I agree one should try new things and relentlessly test one's own dogmas. But regarding TDD, one study of "junior and senior computer science students" (described in an article I have to pay $19 to read) doesn't make somebody an expert on anything relating to how experienced professional programmers handle code bases that last years to decades.

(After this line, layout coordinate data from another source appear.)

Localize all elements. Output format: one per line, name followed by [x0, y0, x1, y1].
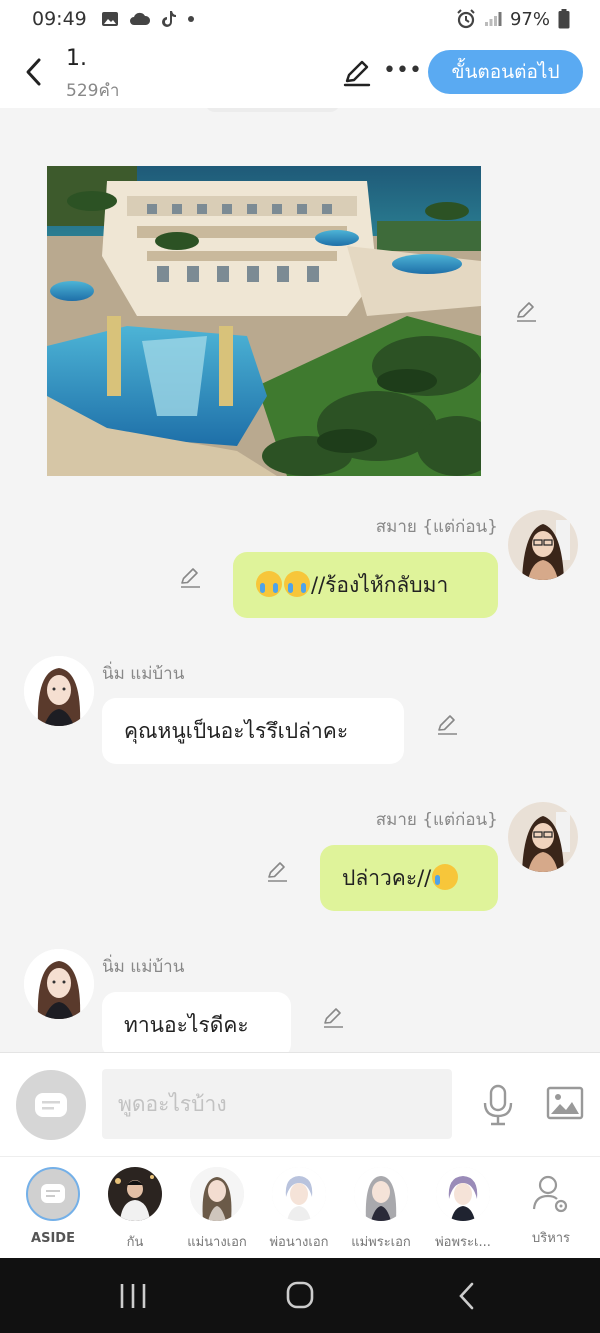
character-aside[interactable]: ASIDE: [12, 1167, 94, 1253]
edit-message-icon[interactable]: [434, 711, 460, 737]
message-bubble[interactable]: //ร้องไห้กลับมา: [233, 552, 498, 618]
character-item[interactable]: พ่อพระเ...: [422, 1167, 504, 1253]
aside-icon: [26, 1167, 80, 1221]
manage-characters[interactable]: บริหาร: [510, 1167, 592, 1253]
home-icon[interactable]: [280, 1278, 320, 1314]
character-item[interactable]: แม่นางเอก: [176, 1167, 258, 1253]
story-title: 1.: [66, 46, 87, 71]
status-bar: 09:49 97%: [0, 0, 600, 38]
word-count: 529คำ: [66, 81, 120, 101]
status-icons: [101, 10, 195, 28]
sender-name: สมาย {แต่ก่อน}: [375, 517, 498, 537]
message-bubble[interactable]: ทานอะไรดีคะ: [102, 992, 291, 1052]
character-label: พ่อพระเ...: [435, 1235, 491, 1250]
previous-message-stub: [205, 108, 340, 112]
crying-face-icon: [284, 571, 310, 597]
character-label: แม่นางเอก: [187, 1235, 247, 1250]
dot-icon: [187, 16, 194, 22]
message-text: //ร้องไห้กลับมา: [311, 573, 449, 597]
tiktok-icon: [161, 11, 176, 27]
aside-toggle-button[interactable]: [16, 1070, 86, 1140]
avatar: [272, 1167, 326, 1221]
cloud-icon: [129, 12, 150, 25]
character-label: กัน: [126, 1235, 144, 1250]
app-header: 1. 529คำ ••• ขั้นตอนต่อไป: [0, 38, 600, 108]
character-bar: ASIDE กัน แม่นางเอก พ่อนางเอก แม่พระเอก …: [0, 1156, 600, 1258]
avatar: [108, 1167, 162, 1221]
status-time: 09:49: [32, 8, 87, 30]
system-nav-bar: [0, 1258, 600, 1333]
status-right: 97%: [456, 9, 570, 30]
alarm-icon: [457, 9, 475, 29]
avatar[interactable]: [508, 510, 578, 580]
image-attach-icon[interactable]: [546, 1086, 584, 1120]
sender-name: นิ่ม แม่บ้าน: [102, 664, 185, 684]
character-item[interactable]: แม่พระเอก: [340, 1167, 422, 1253]
input-bar: [0, 1052, 600, 1156]
edit-message-icon[interactable]: [177, 564, 203, 590]
chat-area[interactable]: สมาย {แต่ก่อน} //ร้องไห้กลับมา นิ่ม แม่บ…: [0, 108, 600, 1052]
edit-message-icon[interactable]: [320, 1004, 346, 1030]
manage-user-icon: [532, 1175, 568, 1213]
character-item[interactable]: กัน: [94, 1167, 176, 1253]
mansion-photo[interactable]: [47, 166, 481, 476]
character-label: แม่พระเอก: [351, 1235, 411, 1250]
message-bubble[interactable]: ปล่าวคะ//: [320, 845, 498, 911]
sender-name: นิ่ม แม่บ้าน: [102, 957, 185, 977]
next-step-button[interactable]: ขั้นตอนต่อไป: [428, 50, 583, 94]
message-text: คุณหนูเป็นอะไรรึเปล่าคะ: [124, 719, 349, 743]
edit-message-icon[interactable]: [264, 858, 290, 884]
character-item[interactable]: พ่อนางเอก: [258, 1167, 340, 1253]
tear-smile-face-icon: [432, 864, 459, 890]
image-icon: [101, 12, 118, 26]
message-bubble[interactable]: คุณหนูเป็นอะไรรึเปล่าคะ: [102, 698, 404, 764]
avatar: [354, 1167, 408, 1221]
crying-face-icon: [256, 571, 282, 597]
character-label: พ่อนางเอก: [269, 1235, 329, 1250]
avatar[interactable]: [508, 802, 578, 872]
battery-percent: 97%: [509, 8, 550, 30]
signal-icon: [484, 12, 502, 26]
avatar[interactable]: [24, 949, 94, 1019]
character-label: บริหาร: [531, 1231, 571, 1246]
avatar: [436, 1167, 490, 1221]
title-block: 1. 529คำ: [66, 46, 119, 104]
recent-apps-icon[interactable]: [113, 1278, 153, 1314]
avatar[interactable]: [24, 656, 94, 726]
character-label: ASIDE: [31, 1231, 75, 1246]
edit-message-icon[interactable]: [513, 298, 539, 324]
edit-title-icon[interactable]: [340, 56, 374, 90]
message-text: ปล่าวคะ//: [342, 866, 432, 890]
avatar: [190, 1167, 244, 1221]
sender-name: สมาย {แต่ก่อน}: [375, 810, 498, 830]
message-input[interactable]: [102, 1069, 452, 1139]
system-back-icon[interactable]: [448, 1278, 488, 1314]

You can't just say "This is bullshit 'cuz they're two students who don't know crap about the real world". Any John Doe can come and affirm whatever he wants on any matter, and as long as he has proper evidence to support his claims, you should not discard what he comse up with based only on the fact that he's a nobody, a student, the President or Donald Knuth. The only thing that matters is the evidence John Doe brings.
But further than that, truth is they are not the first one to come up with those results. Following is a blatant selection of near verbatim quotes from Code Complete (the author makes a great job covering the subject).
"Microsoft's applications division has found that it takes three hours to find and fix a defect by using code inspection, a one-step technique, and 12 hours to find and fix a defect by using testing, a two-step technique (Moore 1992)."
"Collofello and Woodfield reported on a 700,000-line program built by over 400 developers (1989). They found that code reviews were several times as cost-effective as testin - a 1.38 return on investment vs. 0.17."
"[...]the Software Engineering Laboratory found that code reading detected about 80 percent more faults per hour than testing (Basili and Selby 1987). "
"A later study at IBM found that only 3.5 staff hours were needed to find each error when using code inspections, whereas 15-25 hours were needed to find each error through testing (Kaplan 1995)."
Table 20-2. Defect-Detection Rates Removal Step
Lowest Rate Modal Rate Highest Rate
Informal design reviews 25% 35% 40%
Formal design inspections 45% 55% 65%
Informal code reviews 20% 25% 35%
Formal code inspections 45% 60% 70%
Modeling or prototyping 35% 65% 80%
Personal desk-checking of code 20% 40% 60%
Unit test 15% 30% 50%
New function (component) test 20% 30% 35%
Integration test 25% 35% 40%
Regression test 15% 25% 30%
System test 25% 40% 55%
Low-volume beta test (<10 sites) 25% 35% 40%
High-volume beta test (>1,000 sites) 60% 75% 85%
Source: Adapted from Programming Productivity (Jones 1986a),
"Software Defect-Removal Efficiency" (Jones 1996), and
"What We Have Learned About Fighting Defects" (Shull et al. 2002).
Really, I'm not saying that TDD is bad, not at all. What I'm saying is that this sentence :
"one study of "junior and senior computer science students" (described in an article I have to pay $19 to read) doesn't make somebody an expert on anything"
You've missed wpietri's point. He didn't question the study because students wrote it (they didn't). He questioned the generalization from CS students doing a toy exercise to teams maintaining production software.
Your additional citations are irrelevant because "testing" and "TDD" are not the same thing.
Actually you're right, after re-reading both the submitted link and the comment, I see I misunderstood his comment in regard to the context. Please disregard my last post.